Lisa Rein, Craig Whitlock, and Caitlin Gilbert at The Washington Post just published one of the most insulting, lazy, and misleading articles I’ve seen in a long time. Their so-called “investigation” into VA disability benefits isn’t journalism. It’s sensationalism dressed up as truth. It smears veterans, twists reality, and completely ignores the lived experience of those of us who have actually fought, bled, and carried the invisible wounds of war.(https://www.washingtonpost.com/investigations/interactive/2025/veterans-affairs-disability-claims-fraud

Let’s break down the lies, bias, and outright bullshit point by point.

Lie #1: “Same-Day Approvals” at VA Clinics

The authors claim that during the Biden administration, the VA went “to new lengths” to make it easy for veterans to obtain benefits, citing buses, billboards, and “temporary clinics at conventions and sporting events where vets could walk in, file claims and get same-day approval.”
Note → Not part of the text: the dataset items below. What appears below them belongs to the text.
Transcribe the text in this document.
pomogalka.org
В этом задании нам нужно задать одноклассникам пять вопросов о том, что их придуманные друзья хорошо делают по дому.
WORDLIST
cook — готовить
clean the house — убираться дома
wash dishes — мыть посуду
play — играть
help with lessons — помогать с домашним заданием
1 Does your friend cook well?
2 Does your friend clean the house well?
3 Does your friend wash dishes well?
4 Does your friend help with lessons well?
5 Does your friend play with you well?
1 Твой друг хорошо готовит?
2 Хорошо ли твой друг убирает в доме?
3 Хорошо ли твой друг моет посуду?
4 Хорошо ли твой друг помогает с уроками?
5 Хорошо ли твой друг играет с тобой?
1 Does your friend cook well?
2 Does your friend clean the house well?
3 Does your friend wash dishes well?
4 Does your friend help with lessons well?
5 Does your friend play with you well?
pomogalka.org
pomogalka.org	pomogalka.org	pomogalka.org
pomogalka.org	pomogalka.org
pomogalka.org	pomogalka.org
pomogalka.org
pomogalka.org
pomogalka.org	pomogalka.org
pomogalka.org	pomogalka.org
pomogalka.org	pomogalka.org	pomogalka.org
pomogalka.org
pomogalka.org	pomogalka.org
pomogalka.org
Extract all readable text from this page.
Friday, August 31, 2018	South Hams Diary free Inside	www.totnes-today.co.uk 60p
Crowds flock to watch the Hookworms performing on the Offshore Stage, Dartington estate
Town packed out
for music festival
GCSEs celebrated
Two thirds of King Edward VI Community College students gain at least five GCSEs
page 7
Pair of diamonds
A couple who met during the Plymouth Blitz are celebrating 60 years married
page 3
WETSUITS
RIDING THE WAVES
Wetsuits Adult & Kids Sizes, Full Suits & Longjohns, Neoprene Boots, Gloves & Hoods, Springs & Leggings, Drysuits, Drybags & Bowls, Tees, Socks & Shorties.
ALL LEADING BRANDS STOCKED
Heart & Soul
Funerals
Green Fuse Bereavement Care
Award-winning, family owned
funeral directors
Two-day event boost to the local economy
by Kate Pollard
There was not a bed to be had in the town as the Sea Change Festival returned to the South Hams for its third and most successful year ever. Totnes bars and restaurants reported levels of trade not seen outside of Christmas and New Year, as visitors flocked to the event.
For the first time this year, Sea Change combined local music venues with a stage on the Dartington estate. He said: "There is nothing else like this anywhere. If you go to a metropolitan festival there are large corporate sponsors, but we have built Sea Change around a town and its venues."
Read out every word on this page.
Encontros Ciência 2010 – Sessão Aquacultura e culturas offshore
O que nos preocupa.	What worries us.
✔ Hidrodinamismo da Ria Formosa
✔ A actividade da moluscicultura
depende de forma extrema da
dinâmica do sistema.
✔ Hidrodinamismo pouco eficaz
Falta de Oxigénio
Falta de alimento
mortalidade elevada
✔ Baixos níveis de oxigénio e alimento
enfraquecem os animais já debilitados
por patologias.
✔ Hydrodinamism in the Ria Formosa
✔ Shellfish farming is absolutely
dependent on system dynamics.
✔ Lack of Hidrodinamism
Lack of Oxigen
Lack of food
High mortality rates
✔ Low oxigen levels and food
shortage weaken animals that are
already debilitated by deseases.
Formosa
That’s a fairytale. Anyone who has ever filed a VA disability claim knows this: there is no such thing as same-day approval. Nationally, there are 626,653 pending VA disability claims, of which 134,009 are backlogged. The average wait time is 123.4 days from submission to decision. That’s four months. If you appeal? Try years.

So why are Rein, Whitlock, and Gilbert peddling this lie? Because it makes for a dramatic line in an article that sells papers, not one that tells the truth. Real reporting would have talked to veterans waiting month after month, appeal after appeal, while their families struggle to keep the lights on. Instead, these three slap on a headline that makes it sound like vets are walking out of a football game with instant checks in their pockets. Absolute garbage.

Lie #2: “Less Veterans, More Claims” = Fraud?

The piece leans heavily on the narrative that the number of veterans is declining while the number of claims is rising. They frame this as suspicious as if more claims automatically means fraud.

Here’s the reality:

  • The PACT Act expanded eligibility because for decades, veterans exposed to toxins like burn pits, Agent Orange, and other chemicals were denied recognition. Conditions build on each other a back injury leads to nerve damage, which leads to depression, which worsens PTSD. That’s how life works when your body has been broken by war.

  • Many vets didn’t file earlier because they didn’t know they could, or because the VA system was such a nightmare that people gave up.

  • Let’s not forget: thousands of veterans died waiting for care. Remember the Phoenix VA scandal? Veterans literally died on secret waitlists because the system failed them. Now that reforms exist to expand coverage, suddenly The Washington Post wants to paint us as opportunists gaming the system?

It’s not “less veterans, more fraud.” It’s less veterans, more recognition of what service actually costs a human being.

Lie #3: Painting Vets as Fraudsters

The entire tone of the article suggests that veterans are lining up to scam the government. That’s the subtext running through every paragraph. And it’s disgusting.

Fraud exists everywhere in Wall Street, in Congress, in corporate America but the Post doesn’t run front-page stories framing every banker or politician as a criminal. When it comes to veterans, though, suddenly the narrative becomes: “They’re probably faking it.”

That bias is dangerous. It fuels stigma against invisible wounds like PTSD and depression. It discourages vets from filing valid claims. And it paints us as liars instead of human beings who already gave more than most civilians will ever understand.

What Real Journalism Should Look Like

Real journalism serves truth. It doesn’t smear veterans for clicks. It doesn’t rely on lazy statistics without context. It doesn’t print impossible scenarios like “same-day approvals” when anyone who has ever touched the VA system knows better.

Rein, Whitlock, Gilbert: you exist to serve the truth, not to sell newspapers. Veterans are not your villains. We are the people who carried the weight of war so you could sit comfortably behind your keyboards. If you want to investigate something, investigate why 134,009 claims are backlogged. Investigate why veterans are still waiting four months on average for decisions. Investigate why Phoenix happened and why it can still happen.

Here’s the Bottom Line

The VA system is imperfect. Veterans deserve oversight, accountability, and reform. But we also deserve respect and reporting that reflects reality, not clickbait caricatures.

Veterans are not fraudsters. We are your neighbors, your coworkers, your family. We are people who gave our youth, our health, and in too many cases, our lives. Articles like this one don’t hold power accountable. They punch down on the very people who should never be treated as suspects simply for seeking the care they earned.